7. The ecological balance of biofuels is improved
A frequent criticism of some first generation biofuels is that they should not have a better ecological balance than fossil fuels. This is certainly a highly complex topic and cannot be dealt with in just two sentences. The fact is that the next generation of biofuels (e.g. cellulose ethanol or BtL biodiesel) will have an even better carbon footprint than those of the first generation and up to 90% CO2- to save emissions compared to the fossil representatives.

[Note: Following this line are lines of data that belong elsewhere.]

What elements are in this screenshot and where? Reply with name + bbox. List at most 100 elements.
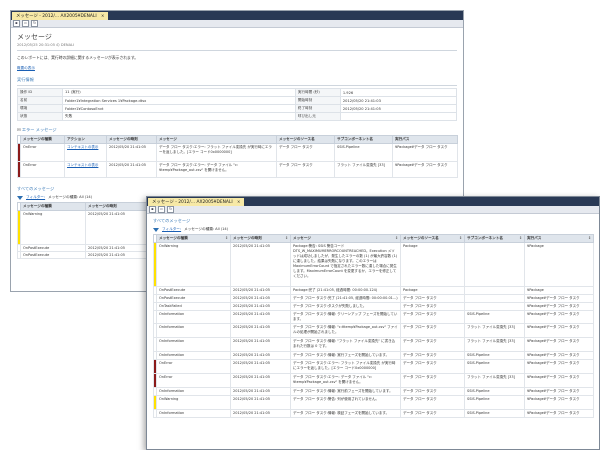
info-value: Folder1¥Integration Services 1¥Package.d… (62, 96, 296, 105)
info-value (339, 112, 458, 121)
info-key: 操作 ID (17, 88, 63, 97)
column-header[interactable]: メッセージ ↕ (290, 234, 401, 243)
report-toolbar: ▪ ▫ ↻ (11, 20, 463, 28)
message-source: Package (400, 286, 465, 295)
info-key: 環境 (17, 104, 63, 113)
execution-path: ¥Package¥データ フロー タスク (524, 294, 594, 303)
subcomponent: フラット ファイル変換先 [33] (464, 337, 525, 352)
subcomponent: SSIS.Pipeline (464, 351, 525, 360)
sort-icon[interactable]: ↕ (459, 236, 462, 240)
report-toolbar: ▪ ▫ ↻ (147, 206, 599, 214)
message-text: データ フロー タスク:完了 (21:41:05, 経過時間: 00:00:00… (290, 294, 401, 303)
column-label: サブコンポーネント名 (467, 236, 503, 240)
column-header[interactable]: メッセージの時刻 (106, 135, 157, 144)
subcomponent: SSIS.Pipeline (464, 359, 525, 374)
message-type: OnWarning (156, 395, 231, 410)
sort-icon[interactable]: ↕ (225, 236, 228, 240)
refresh-icon[interactable]: ↻ (31, 20, 38, 27)
overview-link[interactable]: 概要の表示 (17, 66, 35, 70)
execution-path: ¥Package¥データ フロー タスク (524, 373, 594, 388)
execution-path: ¥Package¥データ フロー タスク (392, 143, 458, 162)
execution-path: ¥Package¥データ フロー タスク (524, 310, 594, 324)
message-text: データ フロー タスク:情報: "フラット ファイル変換先" に書き込まれた行数… (290, 337, 401, 352)
filter-label[interactable]: フィルター: (26, 195, 45, 200)
message-source: データ フロー タスク (400, 323, 465, 338)
column-header[interactable]: メッセージの種類 (20, 202, 86, 211)
subcomponent (464, 286, 525, 295)
view-context-link[interactable]: コンテキストの表示 (67, 145, 98, 149)
execution-info-header: 実行情報 (17, 77, 34, 82)
close-icon[interactable]: × (237, 199, 240, 204)
error-messages-header[interactable]: ⊟ エラー メッセージ (17, 127, 457, 133)
column-header[interactable]: メッセージの種類 ↕ (156, 234, 231, 243)
message-type: OnPostExecute (156, 286, 231, 295)
execution-path: ¥Package¥データ フロー タスク (524, 359, 594, 374)
message-time: 2012/05/20 21:41:05 (230, 351, 291, 360)
message-type: OnPostExecute (156, 294, 231, 303)
column-label: 実行パス (527, 236, 542, 240)
page-subtitle: 2012/05/25 20:31:05 の DENALI (17, 43, 75, 47)
print-icon[interactable]: ▫ (158, 206, 165, 213)
save-icon[interactable]: ▪ (13, 20, 20, 27)
column-header[interactable]: メッセージの時刻 ↕ (230, 234, 291, 243)
sort-icon[interactable]: ↕ (395, 236, 398, 240)
save-icon[interactable]: ▪ (149, 206, 156, 213)
subcomponent: SSIS.Pipeline (464, 395, 525, 410)
column-label: メッセージの時刻 (233, 236, 262, 240)
close-icon[interactable]: × (101, 13, 104, 18)
message-time: 2012/05/20 21:41:05 (230, 373, 291, 388)
message-source: Package (400, 242, 465, 287)
tab-label: メッセージ - 2012/... AX2005¥DENALI (16, 14, 97, 19)
sort-icon[interactable]: ↕ (519, 236, 522, 240)
filter-bar[interactable]: フィルター: メッセージの種類: All (14) (153, 227, 593, 232)
filter-icon[interactable] (153, 227, 159, 232)
message-source: データ フロー タスク (400, 310, 465, 324)
info-key: 名前 (17, 96, 63, 105)
message-text: データ フロー タスク:情報: "c:¥temp¥Package_out.csv… (290, 323, 401, 338)
message-source: データ フロー タスク (400, 387, 465, 396)
info-value: 1.926 (339, 88, 458, 97)
column-header[interactable]: アクション (64, 135, 107, 144)
page-title: メッセージ (17, 33, 52, 41)
table-row: OnInformation 2012/05/20 21:41:05 データ フロー … (153, 337, 594, 352)
message-time: 2012/05/20 21:41:05 (230, 337, 291, 352)
document-tab[interactable]: メッセージ - 2012/... AX2005¥DENALI × (12, 12, 109, 20)
refresh-icon[interactable]: ↻ (167, 206, 174, 213)
execution-path: ¥Package¥データ フロー タスク (524, 387, 594, 396)
message-type: OnPostExecute (20, 244, 86, 252)
column-header[interactable]: メッセージのソース名 (276, 135, 335, 144)
sort-icon[interactable]: ↕ (588, 236, 591, 240)
message-time: 2012/05/20 21:41:05 (230, 395, 291, 410)
message-text: データ フロー タスク:情報: 検証フェーズを開始しています。 (290, 409, 401, 418)
column-header[interactable]: メッセージのソース名 ↕ (400, 234, 465, 243)
table-row: OnInformation 2012/05/20 21:41:05 データ フロー … (153, 351, 594, 360)
report-body: すべてのメッセージ フィルター: メッセージの種類: All (14) メッセー… (147, 214, 599, 421)
column-label: メッセージのソース名 (403, 236, 439, 240)
filter-label[interactable]: フィルター: (162, 227, 181, 232)
message-type: OnInformation (156, 409, 231, 418)
execution-path: ¥Package¥データ フロー タスク (524, 409, 594, 418)
column-header[interactable]: 実行パス (392, 135, 458, 144)
table-row: OnInformation 2012/05/20 21:41:05 データ フロー … (153, 310, 594, 324)
message-time: 2012/05/20 21:41:05 (230, 310, 291, 324)
execution-path: ¥Package¥データ フロー タスク (524, 337, 594, 352)
column-header[interactable]: サブコンポーネント名 ↕ (464, 234, 525, 243)
message-source: データ フロー タスク (400, 351, 465, 360)
info-key: 呼び出し元 (294, 112, 341, 121)
print-icon[interactable]: ▫ (22, 20, 29, 27)
table-row: OnInformation 2012/05/20 21:41:05 データ フロー … (153, 409, 594, 418)
document-tab[interactable]: メッセージ - 2012/... AX2005¥DENALI × (148, 198, 245, 206)
column-header[interactable]: メッセージ (156, 135, 277, 144)
view-context-link[interactable]: コンテキストの表示 (67, 163, 98, 167)
filter-icon[interactable] (17, 195, 23, 200)
execution-path: ¥Package¥データ フロー タスク (524, 302, 594, 311)
column-header[interactable]: サブコンポーネント名 (334, 135, 393, 144)
info-value: Folder1¥ContosoEnvt (62, 104, 296, 113)
column-header[interactable]: 実行パス ↕ (524, 234, 594, 243)
collapse-icon[interactable]: ⊟ (17, 127, 21, 132)
message-type: OnError (156, 373, 231, 388)
messages-report-window-front: メッセージ - 2012/... AX2005¥DENALI × ▪ ▫ ↻ す… (146, 196, 600, 450)
column-header[interactable]: メッセージの種類 (20, 135, 65, 144)
message-time: 2012/05/20 21:41:05 (230, 302, 291, 311)
sort-icon[interactable]: ↕ (285, 236, 288, 240)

Conclusion on next generation biofuels
Despite the advantages, there are of course still challenges that have yet to be overcome in the production and use of biofuels.
With all the sympathy for the next generation of biofuels, in my opinion it should also be avoided that the various biofuels are played off against each other, because depending on the location, each fuel can have its advantages. Due to the interaction of several fuel generations, the growing demand for them can be spread over several shoulders. The path to second generation biofuels is via first generation fuels. That is why, in my opinion, it is also worthwhile to forgive the difficulties involved in the introduction of E10 and to take into account the experiences made with future biofuels.
The International Energy Agency (IEA) has published and published a comprehensive paper (as of February 2010) on next-generation biofuels can be read HERE.
What is your opinion on the development of biofuels and what potentials and points of criticism do you see? Thanks for reading and special thanks to each commenter.